Marcos Roitman Rosenmann: Javier Valdez, conciencia viva de la dignidad del pueblo mexicano

Un país cuyas instituciones no funcionan pierde su horizonte histórico y deviene barco a la deriva. Navega al pairo. El Estado deja de representar el interés general. Los valores culturales, necesarios para la formación de una ciudadanía democrática, son subastados en el mercado de las oportunidades. En su lugar se levanta un mundo infame, se impone la orfandad ética, la injusticia y la desafección al bien común. Hablamos de estados controlados por grupos de intereses espurios, mafias, cárteles. El llamado crimen organizado. El país, una vez en sus manos, se convierte en territorio en disputa, mandan quienes logran hacerse del poder bajo la fórmula del terror, las amenazas, los asesinatos, las violaciones, el chantaje y los secuestros. En estas circunstancias la paz es una quimera. Sólo existe la guerra de posiciones, la ciudadanía se desintegra y el pacto social se esfuma. No hay espacio para la vivencia democrática.

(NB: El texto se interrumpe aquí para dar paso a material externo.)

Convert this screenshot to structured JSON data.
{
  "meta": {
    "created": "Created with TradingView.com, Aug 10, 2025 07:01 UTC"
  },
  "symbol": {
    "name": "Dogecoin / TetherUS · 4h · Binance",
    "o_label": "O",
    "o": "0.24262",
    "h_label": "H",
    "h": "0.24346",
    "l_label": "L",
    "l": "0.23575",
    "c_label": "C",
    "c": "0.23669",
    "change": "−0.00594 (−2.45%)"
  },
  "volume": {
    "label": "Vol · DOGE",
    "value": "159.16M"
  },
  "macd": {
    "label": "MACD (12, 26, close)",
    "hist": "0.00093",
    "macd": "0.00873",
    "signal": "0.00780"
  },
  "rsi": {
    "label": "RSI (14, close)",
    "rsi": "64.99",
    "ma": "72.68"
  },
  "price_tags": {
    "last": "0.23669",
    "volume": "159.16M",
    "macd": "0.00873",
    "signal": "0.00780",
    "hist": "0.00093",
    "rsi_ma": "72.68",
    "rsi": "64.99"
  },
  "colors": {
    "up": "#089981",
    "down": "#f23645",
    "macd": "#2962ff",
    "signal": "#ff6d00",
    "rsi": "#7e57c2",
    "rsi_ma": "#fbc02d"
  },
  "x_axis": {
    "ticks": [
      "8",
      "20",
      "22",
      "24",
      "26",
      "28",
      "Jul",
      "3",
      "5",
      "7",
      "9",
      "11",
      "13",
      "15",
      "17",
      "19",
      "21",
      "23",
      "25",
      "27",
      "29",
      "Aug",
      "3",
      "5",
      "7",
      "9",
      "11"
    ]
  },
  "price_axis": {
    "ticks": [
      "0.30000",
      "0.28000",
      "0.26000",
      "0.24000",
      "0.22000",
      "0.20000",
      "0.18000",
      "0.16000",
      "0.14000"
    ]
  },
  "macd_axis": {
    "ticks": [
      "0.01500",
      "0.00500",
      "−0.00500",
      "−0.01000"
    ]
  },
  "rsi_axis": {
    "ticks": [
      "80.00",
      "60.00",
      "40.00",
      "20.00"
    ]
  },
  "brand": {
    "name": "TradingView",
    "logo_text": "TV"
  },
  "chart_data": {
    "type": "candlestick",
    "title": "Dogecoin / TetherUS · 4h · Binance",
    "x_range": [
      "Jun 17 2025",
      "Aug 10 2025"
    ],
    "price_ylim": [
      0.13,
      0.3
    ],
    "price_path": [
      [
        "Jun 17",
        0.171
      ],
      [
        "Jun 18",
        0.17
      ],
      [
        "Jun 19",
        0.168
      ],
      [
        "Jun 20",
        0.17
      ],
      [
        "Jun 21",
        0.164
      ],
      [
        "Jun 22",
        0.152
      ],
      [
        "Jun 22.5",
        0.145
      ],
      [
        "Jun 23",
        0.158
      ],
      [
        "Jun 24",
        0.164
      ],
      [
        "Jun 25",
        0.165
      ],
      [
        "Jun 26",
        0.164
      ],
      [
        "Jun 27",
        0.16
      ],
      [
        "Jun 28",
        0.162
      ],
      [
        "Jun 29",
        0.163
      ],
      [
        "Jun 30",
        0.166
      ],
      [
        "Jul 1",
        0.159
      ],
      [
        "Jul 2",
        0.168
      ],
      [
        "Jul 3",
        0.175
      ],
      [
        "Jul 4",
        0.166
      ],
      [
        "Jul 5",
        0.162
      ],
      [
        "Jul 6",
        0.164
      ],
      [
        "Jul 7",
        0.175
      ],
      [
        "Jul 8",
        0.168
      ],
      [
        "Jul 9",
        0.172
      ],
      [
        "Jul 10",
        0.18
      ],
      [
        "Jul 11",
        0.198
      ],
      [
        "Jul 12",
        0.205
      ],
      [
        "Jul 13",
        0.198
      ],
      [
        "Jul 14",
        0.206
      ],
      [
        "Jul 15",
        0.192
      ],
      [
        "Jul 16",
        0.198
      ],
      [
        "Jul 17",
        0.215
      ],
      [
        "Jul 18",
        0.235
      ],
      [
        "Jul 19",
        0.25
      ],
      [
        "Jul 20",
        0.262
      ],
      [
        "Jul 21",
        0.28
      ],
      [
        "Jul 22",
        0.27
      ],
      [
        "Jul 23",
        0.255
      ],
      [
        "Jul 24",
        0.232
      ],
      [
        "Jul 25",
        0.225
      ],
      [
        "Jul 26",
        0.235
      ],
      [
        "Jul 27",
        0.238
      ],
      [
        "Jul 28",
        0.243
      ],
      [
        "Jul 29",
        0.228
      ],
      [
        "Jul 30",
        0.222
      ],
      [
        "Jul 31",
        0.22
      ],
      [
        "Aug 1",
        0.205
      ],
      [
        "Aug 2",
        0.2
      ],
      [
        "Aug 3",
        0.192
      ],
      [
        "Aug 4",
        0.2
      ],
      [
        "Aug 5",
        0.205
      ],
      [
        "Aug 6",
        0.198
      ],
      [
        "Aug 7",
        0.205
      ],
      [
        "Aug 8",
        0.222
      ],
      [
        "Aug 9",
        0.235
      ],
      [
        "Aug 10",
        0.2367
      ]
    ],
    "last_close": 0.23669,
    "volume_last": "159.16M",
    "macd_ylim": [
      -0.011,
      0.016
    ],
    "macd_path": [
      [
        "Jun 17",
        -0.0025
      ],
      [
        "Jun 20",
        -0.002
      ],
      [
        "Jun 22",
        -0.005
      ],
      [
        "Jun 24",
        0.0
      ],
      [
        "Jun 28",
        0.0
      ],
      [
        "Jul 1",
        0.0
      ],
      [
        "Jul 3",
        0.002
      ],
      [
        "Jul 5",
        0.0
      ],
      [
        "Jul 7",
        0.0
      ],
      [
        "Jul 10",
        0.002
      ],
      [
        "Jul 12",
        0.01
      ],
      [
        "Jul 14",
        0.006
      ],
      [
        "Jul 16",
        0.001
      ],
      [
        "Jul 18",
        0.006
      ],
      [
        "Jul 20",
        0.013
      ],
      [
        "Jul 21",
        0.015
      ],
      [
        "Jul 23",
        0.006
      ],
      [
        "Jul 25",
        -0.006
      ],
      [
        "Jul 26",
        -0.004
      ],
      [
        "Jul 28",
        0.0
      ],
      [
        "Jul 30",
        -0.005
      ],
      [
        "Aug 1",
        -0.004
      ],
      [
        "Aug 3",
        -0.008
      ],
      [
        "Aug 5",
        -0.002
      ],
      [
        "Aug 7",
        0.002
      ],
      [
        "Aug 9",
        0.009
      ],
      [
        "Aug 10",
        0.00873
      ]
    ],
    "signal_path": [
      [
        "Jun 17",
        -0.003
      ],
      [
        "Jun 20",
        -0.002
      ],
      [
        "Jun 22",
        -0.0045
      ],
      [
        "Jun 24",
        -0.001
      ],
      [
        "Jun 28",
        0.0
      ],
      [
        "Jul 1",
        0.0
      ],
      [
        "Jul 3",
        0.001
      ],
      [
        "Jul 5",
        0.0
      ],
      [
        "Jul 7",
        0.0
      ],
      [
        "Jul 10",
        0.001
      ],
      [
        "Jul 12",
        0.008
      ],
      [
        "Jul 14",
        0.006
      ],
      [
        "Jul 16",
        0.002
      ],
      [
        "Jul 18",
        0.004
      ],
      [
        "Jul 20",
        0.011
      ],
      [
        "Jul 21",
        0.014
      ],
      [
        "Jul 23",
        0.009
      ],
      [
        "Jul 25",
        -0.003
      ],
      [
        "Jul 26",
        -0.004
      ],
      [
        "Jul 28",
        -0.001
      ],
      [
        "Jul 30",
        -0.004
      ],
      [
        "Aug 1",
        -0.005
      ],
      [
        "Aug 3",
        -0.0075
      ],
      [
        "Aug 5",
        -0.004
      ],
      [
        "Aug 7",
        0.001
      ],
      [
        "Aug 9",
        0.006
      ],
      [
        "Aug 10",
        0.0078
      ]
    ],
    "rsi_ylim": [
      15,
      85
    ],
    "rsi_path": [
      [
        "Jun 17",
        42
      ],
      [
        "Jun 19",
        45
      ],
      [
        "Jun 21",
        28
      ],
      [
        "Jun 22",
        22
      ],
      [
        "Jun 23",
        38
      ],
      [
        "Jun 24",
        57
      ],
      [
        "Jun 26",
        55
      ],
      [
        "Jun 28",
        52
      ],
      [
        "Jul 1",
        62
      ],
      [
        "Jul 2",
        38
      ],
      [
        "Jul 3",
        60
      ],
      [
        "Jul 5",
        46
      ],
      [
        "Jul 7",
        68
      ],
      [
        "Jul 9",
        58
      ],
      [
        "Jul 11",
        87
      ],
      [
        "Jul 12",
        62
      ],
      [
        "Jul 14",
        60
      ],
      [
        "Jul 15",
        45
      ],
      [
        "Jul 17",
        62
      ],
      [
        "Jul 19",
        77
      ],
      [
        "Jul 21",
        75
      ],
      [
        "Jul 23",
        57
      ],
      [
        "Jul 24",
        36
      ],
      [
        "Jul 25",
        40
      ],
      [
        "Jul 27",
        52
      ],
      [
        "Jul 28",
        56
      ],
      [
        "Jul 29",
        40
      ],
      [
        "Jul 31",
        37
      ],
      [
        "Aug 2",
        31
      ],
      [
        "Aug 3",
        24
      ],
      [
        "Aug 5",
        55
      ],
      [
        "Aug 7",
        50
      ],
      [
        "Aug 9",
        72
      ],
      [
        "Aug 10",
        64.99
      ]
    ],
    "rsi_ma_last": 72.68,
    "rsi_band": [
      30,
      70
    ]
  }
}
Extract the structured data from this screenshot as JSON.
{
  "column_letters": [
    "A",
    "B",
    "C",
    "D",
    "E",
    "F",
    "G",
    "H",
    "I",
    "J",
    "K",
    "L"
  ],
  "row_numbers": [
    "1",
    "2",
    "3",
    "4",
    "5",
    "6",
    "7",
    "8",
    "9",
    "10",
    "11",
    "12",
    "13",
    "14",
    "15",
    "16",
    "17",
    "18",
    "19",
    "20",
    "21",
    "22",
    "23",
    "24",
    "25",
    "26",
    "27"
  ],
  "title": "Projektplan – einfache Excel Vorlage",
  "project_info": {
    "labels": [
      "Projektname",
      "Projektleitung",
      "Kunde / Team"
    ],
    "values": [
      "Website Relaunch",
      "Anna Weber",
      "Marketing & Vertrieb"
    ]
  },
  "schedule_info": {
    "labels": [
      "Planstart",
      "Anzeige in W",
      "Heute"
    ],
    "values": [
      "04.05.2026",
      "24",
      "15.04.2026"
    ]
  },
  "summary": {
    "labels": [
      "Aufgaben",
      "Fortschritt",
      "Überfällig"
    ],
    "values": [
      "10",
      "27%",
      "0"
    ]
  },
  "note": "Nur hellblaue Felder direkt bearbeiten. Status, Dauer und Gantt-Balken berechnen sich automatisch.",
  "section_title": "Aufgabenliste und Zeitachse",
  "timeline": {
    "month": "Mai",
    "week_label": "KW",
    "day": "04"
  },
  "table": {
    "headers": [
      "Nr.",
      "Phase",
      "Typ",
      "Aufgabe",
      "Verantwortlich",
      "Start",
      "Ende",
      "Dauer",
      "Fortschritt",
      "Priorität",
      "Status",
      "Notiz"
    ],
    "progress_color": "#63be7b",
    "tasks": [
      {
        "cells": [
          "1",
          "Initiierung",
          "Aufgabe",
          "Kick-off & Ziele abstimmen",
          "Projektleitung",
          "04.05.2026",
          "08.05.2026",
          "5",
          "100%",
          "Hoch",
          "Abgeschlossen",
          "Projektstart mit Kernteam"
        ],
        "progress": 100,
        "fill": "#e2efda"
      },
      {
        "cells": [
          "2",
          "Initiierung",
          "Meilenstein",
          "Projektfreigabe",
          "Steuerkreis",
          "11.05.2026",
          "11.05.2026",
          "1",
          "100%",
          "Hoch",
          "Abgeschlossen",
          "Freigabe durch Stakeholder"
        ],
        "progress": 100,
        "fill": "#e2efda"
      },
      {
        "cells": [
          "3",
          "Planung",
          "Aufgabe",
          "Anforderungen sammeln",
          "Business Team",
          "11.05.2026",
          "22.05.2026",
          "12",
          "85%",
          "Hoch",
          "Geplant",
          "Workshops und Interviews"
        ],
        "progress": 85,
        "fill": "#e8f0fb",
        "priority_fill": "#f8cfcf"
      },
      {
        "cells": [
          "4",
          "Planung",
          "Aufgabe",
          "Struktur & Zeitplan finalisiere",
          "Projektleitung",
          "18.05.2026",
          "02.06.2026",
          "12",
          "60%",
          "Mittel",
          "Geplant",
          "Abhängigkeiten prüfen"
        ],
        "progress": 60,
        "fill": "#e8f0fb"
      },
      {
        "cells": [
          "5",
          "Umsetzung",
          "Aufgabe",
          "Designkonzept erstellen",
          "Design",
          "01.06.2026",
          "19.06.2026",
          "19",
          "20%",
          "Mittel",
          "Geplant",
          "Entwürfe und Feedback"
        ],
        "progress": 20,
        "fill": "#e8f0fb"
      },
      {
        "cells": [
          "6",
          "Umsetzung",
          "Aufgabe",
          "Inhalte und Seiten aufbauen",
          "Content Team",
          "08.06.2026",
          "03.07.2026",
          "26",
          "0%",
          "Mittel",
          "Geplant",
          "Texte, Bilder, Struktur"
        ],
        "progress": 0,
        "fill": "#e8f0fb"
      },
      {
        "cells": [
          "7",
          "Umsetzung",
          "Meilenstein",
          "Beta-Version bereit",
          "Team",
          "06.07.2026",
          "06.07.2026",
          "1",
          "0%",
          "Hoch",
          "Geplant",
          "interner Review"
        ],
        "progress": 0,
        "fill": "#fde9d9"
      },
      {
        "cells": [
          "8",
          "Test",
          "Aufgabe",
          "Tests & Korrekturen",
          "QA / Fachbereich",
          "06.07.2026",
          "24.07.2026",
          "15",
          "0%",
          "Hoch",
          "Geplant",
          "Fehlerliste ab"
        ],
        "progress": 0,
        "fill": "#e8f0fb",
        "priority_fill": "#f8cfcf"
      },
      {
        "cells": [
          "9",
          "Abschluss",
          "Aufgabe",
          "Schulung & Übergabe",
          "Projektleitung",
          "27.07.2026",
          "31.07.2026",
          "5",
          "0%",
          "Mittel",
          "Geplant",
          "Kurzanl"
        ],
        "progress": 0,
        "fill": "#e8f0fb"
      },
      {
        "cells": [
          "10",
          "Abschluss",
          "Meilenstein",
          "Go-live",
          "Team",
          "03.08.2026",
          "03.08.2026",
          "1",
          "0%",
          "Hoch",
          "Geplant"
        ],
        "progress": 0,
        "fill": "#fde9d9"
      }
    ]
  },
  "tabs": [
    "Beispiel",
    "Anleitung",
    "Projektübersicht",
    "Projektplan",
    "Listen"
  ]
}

Desaparece la confianza, piedra angular de la articulación de un Estado social de derecho. Sin horizonte y fuera de control, no hay más opciones que rebelarse, defender con la vida la dignidad secuestrada. El pacto social queda disuelto. Su gente busca rehacer la confianza rescatando tradiciones, valores y asentando nuevas bases de organización social, asumiendo responsabilidades y sabiendo que una decisión de este calibre puede conducir a la muerte. Pero no hay otra opción, salvo perder la dignidad y ser un muerto en vida. Javier Valdez sabía perfectamente las consecuencias de sus actos. Fue responsable, se comprometió con su pueblo, su gente, su historia, su familia. No buscaba fama ni pretendía convertirse en mártir. Simplemente retrataba cómo su ciudad, su estado, su país, al que tanto amaba, se desintegraban a manos del narcotráfico y autoridades cómplices, incompetentes, ajenas al sufrimiento de su gente, enriquecidas mientras amontonaban cadáveres de inocentes, que se negaban a torcer el brazo, ser vasallos, delatores o sicarios a sueldo.